Even some lawmakers who support the FTC’s Facebook suit expressed bemusement about the agency’s 180-degree shift in its thinking toward the WhatsApp and Instagram deals.

“I am glad to see that our antitrust enforcers are finally taking the threats posed by Big Tech seriously,” Sen. Mike Lee (R-Utah) said in a statement Wednesday about what he called the FTC’s “belated” lawsuit. He added, “At the same time, the FTC previously cleared both the Instagram and WhatsApp acquisitions, and I hesitate to congratulate it now for trying to clean up its own mess.”
The commission has shown signs earlier this year that it is taking a new look at tech industry transactions that it had originally deemed too small to warrant its scrutiny. In February, the FTC announced that it had issued investigative subpoenas to Facebook, Amazon, Apple, Microsoft and Google’s parent Alphabet, demanding information on 10 years’ worth of mergers, as part of a study into acquisitions of startups.
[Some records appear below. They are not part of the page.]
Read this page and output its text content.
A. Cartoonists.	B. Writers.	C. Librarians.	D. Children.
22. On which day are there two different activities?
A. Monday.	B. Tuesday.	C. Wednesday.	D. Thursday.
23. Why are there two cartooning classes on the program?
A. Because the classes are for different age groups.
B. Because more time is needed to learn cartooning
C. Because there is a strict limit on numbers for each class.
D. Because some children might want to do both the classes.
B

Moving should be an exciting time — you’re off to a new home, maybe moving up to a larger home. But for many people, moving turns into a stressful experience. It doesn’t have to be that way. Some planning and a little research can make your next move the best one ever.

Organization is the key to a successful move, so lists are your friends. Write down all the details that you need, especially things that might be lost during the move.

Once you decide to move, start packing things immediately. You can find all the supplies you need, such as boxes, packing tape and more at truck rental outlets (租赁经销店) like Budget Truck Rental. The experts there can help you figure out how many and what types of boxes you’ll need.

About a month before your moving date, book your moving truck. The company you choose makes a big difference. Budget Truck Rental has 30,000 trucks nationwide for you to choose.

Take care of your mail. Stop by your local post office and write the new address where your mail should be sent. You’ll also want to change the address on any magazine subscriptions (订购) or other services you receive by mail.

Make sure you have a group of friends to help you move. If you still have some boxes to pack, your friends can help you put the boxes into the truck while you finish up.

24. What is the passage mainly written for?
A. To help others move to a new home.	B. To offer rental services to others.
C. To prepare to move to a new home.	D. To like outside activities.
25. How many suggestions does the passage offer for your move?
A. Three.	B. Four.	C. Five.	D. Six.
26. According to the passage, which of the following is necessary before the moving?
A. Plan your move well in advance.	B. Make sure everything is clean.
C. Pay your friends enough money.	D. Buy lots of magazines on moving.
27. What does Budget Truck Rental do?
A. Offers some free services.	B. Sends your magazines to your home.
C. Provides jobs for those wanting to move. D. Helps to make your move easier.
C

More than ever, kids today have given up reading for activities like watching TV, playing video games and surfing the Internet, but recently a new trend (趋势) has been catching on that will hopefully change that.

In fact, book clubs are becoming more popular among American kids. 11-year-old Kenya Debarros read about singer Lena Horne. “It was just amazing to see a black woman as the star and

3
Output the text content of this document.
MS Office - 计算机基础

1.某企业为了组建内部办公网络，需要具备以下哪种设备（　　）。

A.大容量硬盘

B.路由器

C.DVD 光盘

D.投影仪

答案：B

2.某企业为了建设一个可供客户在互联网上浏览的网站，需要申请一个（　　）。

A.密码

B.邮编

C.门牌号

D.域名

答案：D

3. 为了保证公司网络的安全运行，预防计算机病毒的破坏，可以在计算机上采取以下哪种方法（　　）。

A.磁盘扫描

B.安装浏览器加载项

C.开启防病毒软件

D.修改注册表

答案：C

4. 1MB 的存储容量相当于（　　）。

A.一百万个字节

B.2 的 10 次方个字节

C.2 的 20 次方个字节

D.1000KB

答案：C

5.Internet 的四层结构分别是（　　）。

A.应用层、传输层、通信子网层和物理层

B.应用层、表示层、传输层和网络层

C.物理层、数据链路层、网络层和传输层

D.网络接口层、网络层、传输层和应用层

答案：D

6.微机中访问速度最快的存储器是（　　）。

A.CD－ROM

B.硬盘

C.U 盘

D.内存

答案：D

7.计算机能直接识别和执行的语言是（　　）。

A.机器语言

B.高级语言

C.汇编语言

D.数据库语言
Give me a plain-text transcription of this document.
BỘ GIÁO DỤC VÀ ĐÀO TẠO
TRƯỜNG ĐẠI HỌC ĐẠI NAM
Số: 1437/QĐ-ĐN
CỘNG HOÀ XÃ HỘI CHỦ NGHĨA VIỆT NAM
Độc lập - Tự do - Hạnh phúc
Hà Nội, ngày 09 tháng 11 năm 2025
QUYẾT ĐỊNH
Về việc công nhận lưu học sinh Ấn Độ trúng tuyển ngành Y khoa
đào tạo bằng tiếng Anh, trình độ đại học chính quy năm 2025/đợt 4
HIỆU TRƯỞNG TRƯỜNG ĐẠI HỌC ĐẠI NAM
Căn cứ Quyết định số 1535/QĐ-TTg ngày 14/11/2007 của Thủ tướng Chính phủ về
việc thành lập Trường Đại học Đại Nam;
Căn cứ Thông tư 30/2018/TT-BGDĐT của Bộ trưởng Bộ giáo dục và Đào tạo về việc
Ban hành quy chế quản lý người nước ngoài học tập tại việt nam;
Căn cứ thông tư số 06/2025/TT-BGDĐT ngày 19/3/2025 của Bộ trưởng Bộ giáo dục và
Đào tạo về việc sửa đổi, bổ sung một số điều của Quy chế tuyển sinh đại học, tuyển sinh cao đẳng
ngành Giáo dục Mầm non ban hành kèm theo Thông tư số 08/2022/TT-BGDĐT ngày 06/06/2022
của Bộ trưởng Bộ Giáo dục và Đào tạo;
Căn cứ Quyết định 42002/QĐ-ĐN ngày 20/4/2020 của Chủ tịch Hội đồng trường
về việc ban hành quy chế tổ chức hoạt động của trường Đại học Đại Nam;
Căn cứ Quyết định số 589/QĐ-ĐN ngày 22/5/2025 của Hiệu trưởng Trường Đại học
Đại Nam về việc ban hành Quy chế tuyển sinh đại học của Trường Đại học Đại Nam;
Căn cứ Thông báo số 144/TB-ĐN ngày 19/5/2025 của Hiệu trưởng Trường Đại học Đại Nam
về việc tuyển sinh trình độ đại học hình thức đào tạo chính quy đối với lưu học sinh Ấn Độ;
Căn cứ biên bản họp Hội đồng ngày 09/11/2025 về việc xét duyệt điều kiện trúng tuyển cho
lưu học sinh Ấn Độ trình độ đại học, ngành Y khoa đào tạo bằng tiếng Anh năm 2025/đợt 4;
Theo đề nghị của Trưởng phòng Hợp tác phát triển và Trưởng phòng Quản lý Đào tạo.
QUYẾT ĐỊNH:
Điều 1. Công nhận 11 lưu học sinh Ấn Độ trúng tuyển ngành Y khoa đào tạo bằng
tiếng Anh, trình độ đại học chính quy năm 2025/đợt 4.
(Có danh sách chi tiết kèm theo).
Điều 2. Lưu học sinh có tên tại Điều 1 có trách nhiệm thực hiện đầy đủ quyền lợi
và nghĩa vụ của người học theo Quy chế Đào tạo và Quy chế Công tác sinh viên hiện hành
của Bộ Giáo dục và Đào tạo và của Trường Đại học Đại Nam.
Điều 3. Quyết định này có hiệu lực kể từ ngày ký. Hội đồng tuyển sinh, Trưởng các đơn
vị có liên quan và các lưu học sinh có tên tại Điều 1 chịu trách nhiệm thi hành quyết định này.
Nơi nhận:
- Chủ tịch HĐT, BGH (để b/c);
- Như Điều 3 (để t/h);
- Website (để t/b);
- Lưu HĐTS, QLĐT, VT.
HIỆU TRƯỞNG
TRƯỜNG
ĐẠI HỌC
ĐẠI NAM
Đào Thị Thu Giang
It’s still unclear how much President-elect Joe Biden’s administration will embrace the changing zeitgeist. The FTC’s two Democrats, Commissioners Rohit Chopra and Rebecca Kelly Slaughter, both voted for the Facebook suit this week along with the agency’s Republican chair, Joseph Simons, while the other two Republican commissioners voted against it. Simons is expected to step down in the next month, leaving the FTC with a 2-2 partisan split.